Królestwo słodyczy i rozkoszy Rebecca F. Kenney 6,0
ocenił(a) na 53 tyg. temu https://www.instagram.com/p/C6Vo7rgtlGu/
Nie przepadam za erotykami, jednak do przeczytania tej książki skusiła mnie perspektywa retellingu Dziadka do orzechów, piękna okładka i ciekawy opis. Czy fabuła była równie zachęcająca jak oprawa? Nooo, nie do końca...
Gdyby w książce pozostawić sam pomysł na fabułę oraz świat przedstawiony, ale zamienić gatunek na romantasy, byłoby o wiele lepiej.
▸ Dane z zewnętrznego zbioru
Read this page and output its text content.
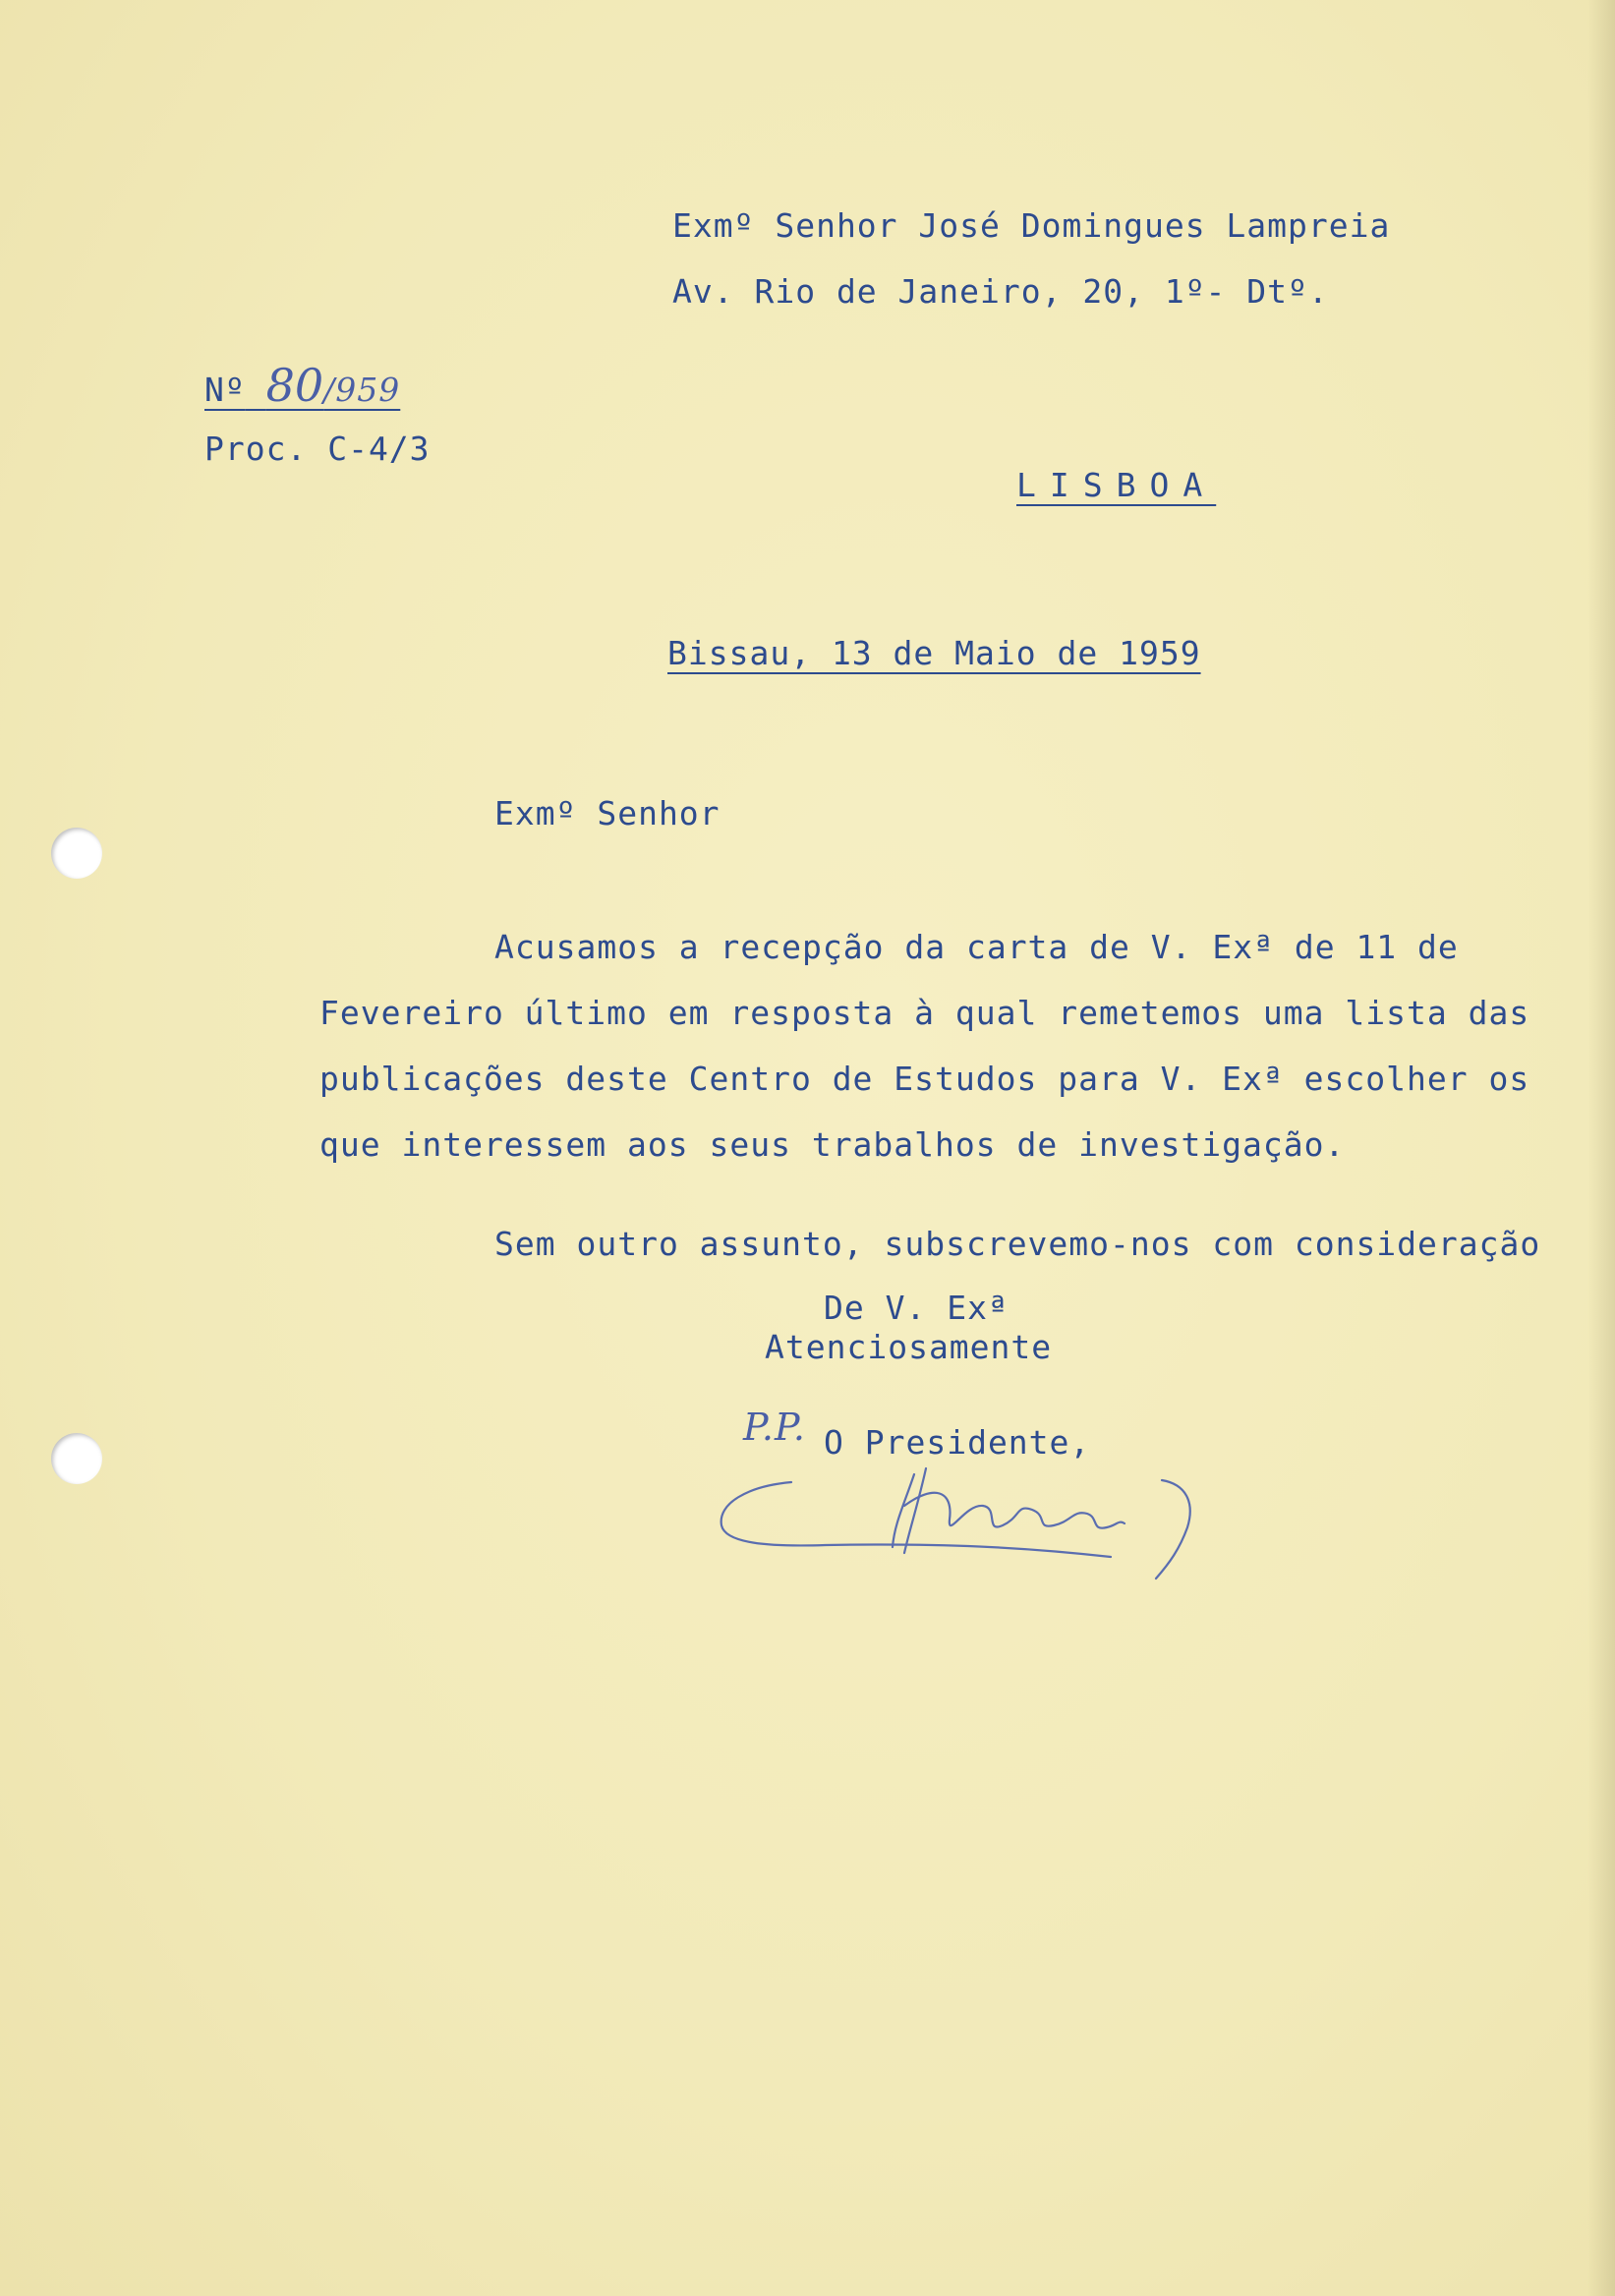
Exmº Senhor José Domingues Lampreia
Av. Rio de Janeiro, 20, 1º- Dtº.
Nº 80/959
Proc. C-4/3
LISBOA
Bissau, 13 de Maio de 1959
Exmº Senhor
Acusamos a recepção da carta de V. Exª de 11 de
Fevereiro último em resposta à qual remetemos uma lista das
publicações deste Centro de Estudos para V. Exª escolher os
que interessem aos seus trabalhos de investigação.
Sem outro assunto, subscrevemo-nos com consideração
De V. Exª
Atenciosamente
P.P. O Presidente,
Niestety, jak to w erotykach bywa, największa część fabuły skupiała się na seksie, przez co ucierpiała głębsza relacja między bohaterami oraz sama akcja, która sama w sobie powinna nas nakręcać do czytania dalej.
Zdecydowanym plusem książki była postać Finiasa, Cukrowego Wróża, który, jak dla mnie, był najważniejszym elementem, dla którego w ogóle kontynuowałam czytanie 🤣 Pomysł na retelling Dziadka do orzechów ciekawy, ale głębia tej powieści zaginęła gdzieś między opisami wyuzdanych, seksualnych igraszek oraz rozmyślaniem jednej z głównych bohaterem o seksie nawet wtedy, gdy chciał ją pożreć wielki potwór (prawie wszystko kojarzyło jej się tylko z jednym) 🤦♀️
Czytało się szybko, zwłaszcza gdy przy niektórych opisach wyłączałam myślenie i brnęłam dalej, aby tylko dotrwać już do końca. Liczyłam na trochę więcej romansu (w sensie: miłości jako uczucia),a wyszło na to, że bohaterowie zakochali się w sobie na podstawie aktów cielesnych tylko i wyłącznie. Płytkie i banalne.